The bill was originally proposed by Thomas Massie (R-KY) last year, and would prohibit state and local governments from requiring licenses that impose fees and other conditions on public carry and would bar states from criminalizing public carry for eligible citizens. The law would also respect private property rights and government properties who decide that they wish to not allow an individual from carrying a firearm onto the premises. Individuals who are not legally allowed to own a firearm would remain prohibited from carrying one.
The bill is supported by the National Association for Gun Rights and Gun Owners of America.
I support the idea behind it, but if one carefully examines the original intent of the Constitution of the United States, the bill may face one major obstacle – it is unconstitutional.
Don’t get me wrong. There are few people more supportive of gun rights and the right to keep and bear arms than me. The word “bear” in the Second Amendment means, if one was to reference the 1828 Webster’s Dictionary as a resource, “to bear arms in a coat.” The right to keep and bear arms is a God-given Natural Right and every single federal gun law is unconstitutional due to the language of the Second Amendment and the Preamble of the Bill of Rights.
In a discussion regarding this bill on my radio program, Constitution Radio on KMET 1490-AM (Saturdays 1-3 PT), I offered to the panel on air with me an alternative way of looking at this to see what the response would be. The final words of the Second Amendment are “shall not be infringed.” Does Senator Lee’s bill “infringe” on the right to keep and bear arms? Or is it designed to actually do the opposite?
One of the members of the panel considered the viewpoint as reasonable, but doubted it was constitutional. The other two individuals pushed back recognizing that the Enumeration Doctrine is pretty clear. The right to keep and bear arms, or any other issue directly associated with the ownership or bearing of arms, must be expressly enumerated in the Constitution as an authority if the federal government was to have the authority to pass any legislation regarding guns. The Tenth Amendment is clear: if a power is “not delegated to the United States by the Constitution, nor prohibited to the States,” the powers are “reserved to the States respectively, or to the people.” In Federalist Paper #45, James Madison also explains that our Natural Rights are a state issue, not a federal one.

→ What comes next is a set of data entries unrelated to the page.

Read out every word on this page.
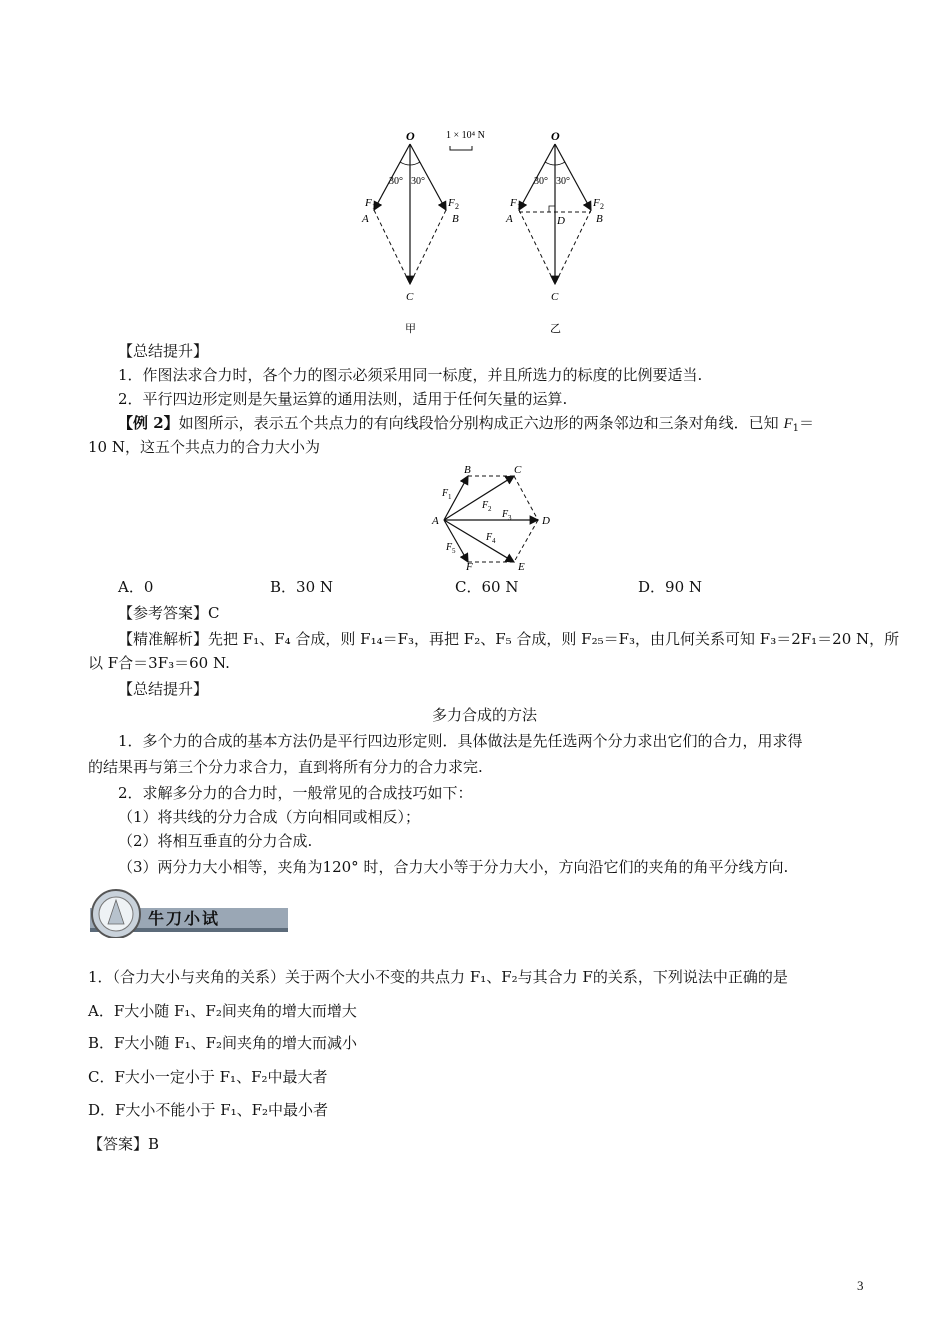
O
30° 30°
F 1
A
F 2
B
C
甲
1 × 10⁴ N	O
30° 30°
F 1
A
F 2
B
D
C
乙
【总结提升】
1．作图法求合力时，各个力的图示必须采用同一标度，并且所选力的标度的比例要适当.
2．平行四边形定则是矢量运算的通用法则，适用于任何矢量的运算.
【例 2】如图所示，表示五个共点力的有向线段恰分别构成正六边形的两条邻边和三条对角线．已知 $F_1=$
10 N，这五个共点力的合力大小为
B	C
D
E
F
A
F 1
F 2 F 3
F 4
F 5
A．0	B．30 N	C．60 N	D．90 N
【参考答案】C
【精准解析】先把 F₁、F₄ 合成，则 F₁₄＝F₃，再把 F₂、F₅ 合成，则 F₂₅＝F₃，由几何关系可知 F₃＝2F₁＝20 N，所
以 F合＝3F₃＝60 N.
【总结提升】
多力合成的方法
1．多个力的合成的基本方法仍是平行四边形定则．具体做法是先任选两个分力求出它们的合力，用求得
的结果再与第三个分力求合力，直到将所有分力的合力求完.
2．求解多分力的合力时，一般常见的合成技巧如下：
（1）将共线的分力合成（方向相同或相反）；
（2）将相互垂直的分力合成.
（3）两分力大小相等，夹角为120° 时，合力大小等于分力大小，方向沿它们的夹角的角平分线方向.
牛刀小试
1．（合力大小与夹角的关系）关于两个大小不变的共点力 F₁、F₂与其合力 F的关系，下列说法中正确的是
A．F大小随 F₁、F₂间夹角的增大而增大
B．F大小随 F₁、F₂间夹角的增大而减小
C．F大小一定小于 F₁、F₂中最大者
D．F大小不能小于 F₁、F₂中最小者
【答案】B
3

Which brings us to a concept known as the “Incorporation of the Bill of Rights to the States.”
The Fourteenth Amendment, ratified a few years after the conclusion of the War Between the States, was designed to disallow the States from passing laws or take actions that would unfairly treat the newly emancipated former slaves.
The primary author of the Due Process and Equal Protection clauses of the Fourteenth Amendment, John Bingham of Ohio, intended for his clauses to authorize the federal government to enforce the Bill of Rights against the states, and to effectively ensure that the southern states never act in a rebellious manner ever again. The intent Bingham searched for, an Incorporation of the Bill of Rights to the States, has since taken hold and in the legal, academic and political communities the Incorporation Doctrine is considered to be the law of the land. Based on that belief, Senator Mike Lee sees no problem with the federal government policing the states regarding the Bill of Rights, and passing legislation to instruct the states regarding how they pass laws that involve any of our Natural Rights.

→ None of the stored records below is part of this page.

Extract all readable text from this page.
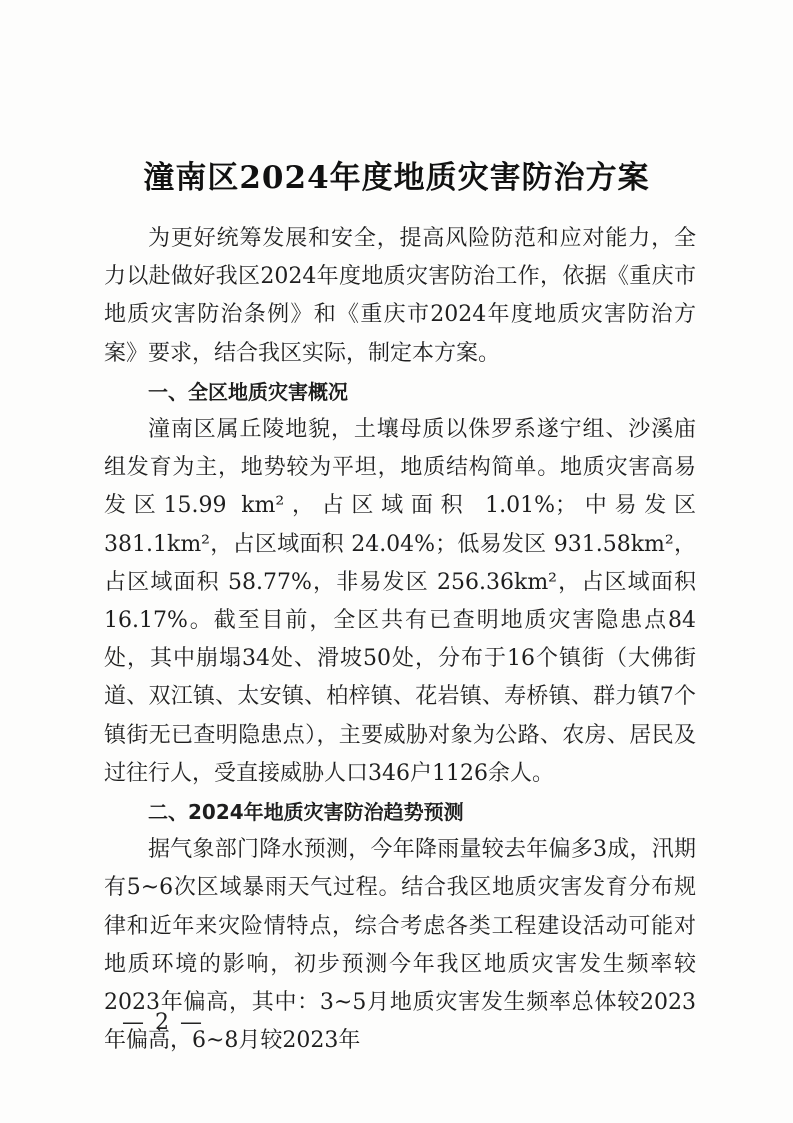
潼南区2024年度地质灾害防治方案

为更好统筹发展和安全，提高风险防范和应对能力，全力以赴做好我区2024年度地质灾害防治工作，依据《重庆市地质灾害防治条例》和《重庆市2024年度地质灾害防治方案》要求，结合我区实际，制定本方案。

一、全区地质灾害概况

潼南区属丘陵地貌，土壤母质以侏罗系遂宁组、沙溪庙组发育为主，地势较为平坦，地质结构简单。地质灾害高易发区15.99 km²，占区域面积 1.01%；中易发区 381.1km²，占区域面积 24.04%；低易发区 931.58km²，占区域面积 58.77%，非易发区 256.36km²，占区域面积 16.17%。截至目前，全区共有已查明地质灾害隐患点84处，其中崩塌34处、滑坡50处，分布于16个镇街（大佛街道、双江镇、太安镇、柏梓镇、花岩镇、寿桥镇、群力镇7个镇街无已查明隐患点），主要威胁对象为公路、农房、居民及过往行人，受直接威胁人口346户1126余人。

二、2024年地质灾害防治趋势预测

据气象部门降水预测，今年降雨量较去年偏多3成，汛期有5~6次区域暴雨天气过程。结合我区地质灾害发育分布规律和近年来灾险情特点，综合考虑各类工程建设活动可能对地质环境的影响，初步预测今年我区地质灾害发生频率较2023年偏高，其中：3~5月地质灾害发生频率总体较2023年偏高，6~8月较2023年

— 2 —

The problem is, when Bingham testified to Congress his intent, the legislators of the time rejected the Incorporation Doctrine. The Fourteenth Amendment was proposed with both Houses of Congress providing that the language of the Fourteenth Amendment did not support any idea of an incorporation of the Bill of Rights to the states, and the states ratified the amendment with that in mind. In short, the Incorporation Doctrine is unconstitutional.
The Enumeration Doctrine demands that the only powers authorized to the federal government are expressly enumerated in the Constitution. Without a power being listed in the Constitution, the federal government does not possess that power. Guns are not listed anywhere in the Constitution as an authority of the federal government – and the only place arms are discussed, it is followed by the words “shall not be infringed.”
All federal gun laws are unconstitutional – period. Mike Lee’s bill, no matter how well intentioned, does not have any constitutional support. Only the states may make laws regarding guns. But, even then, the states have limits. They may only make necessary laws that are fully within the Rule of Law.
Let the states make their decisions. After all, 29 of them have constitutional carry laws. They are popular and the states are falling in line with the concept. Any states that don’t will probably pay the price, largely by suffering from the reality that residents of their states will be more than happy to vote with their feet. It is up to the states to make it happen, not the federal government.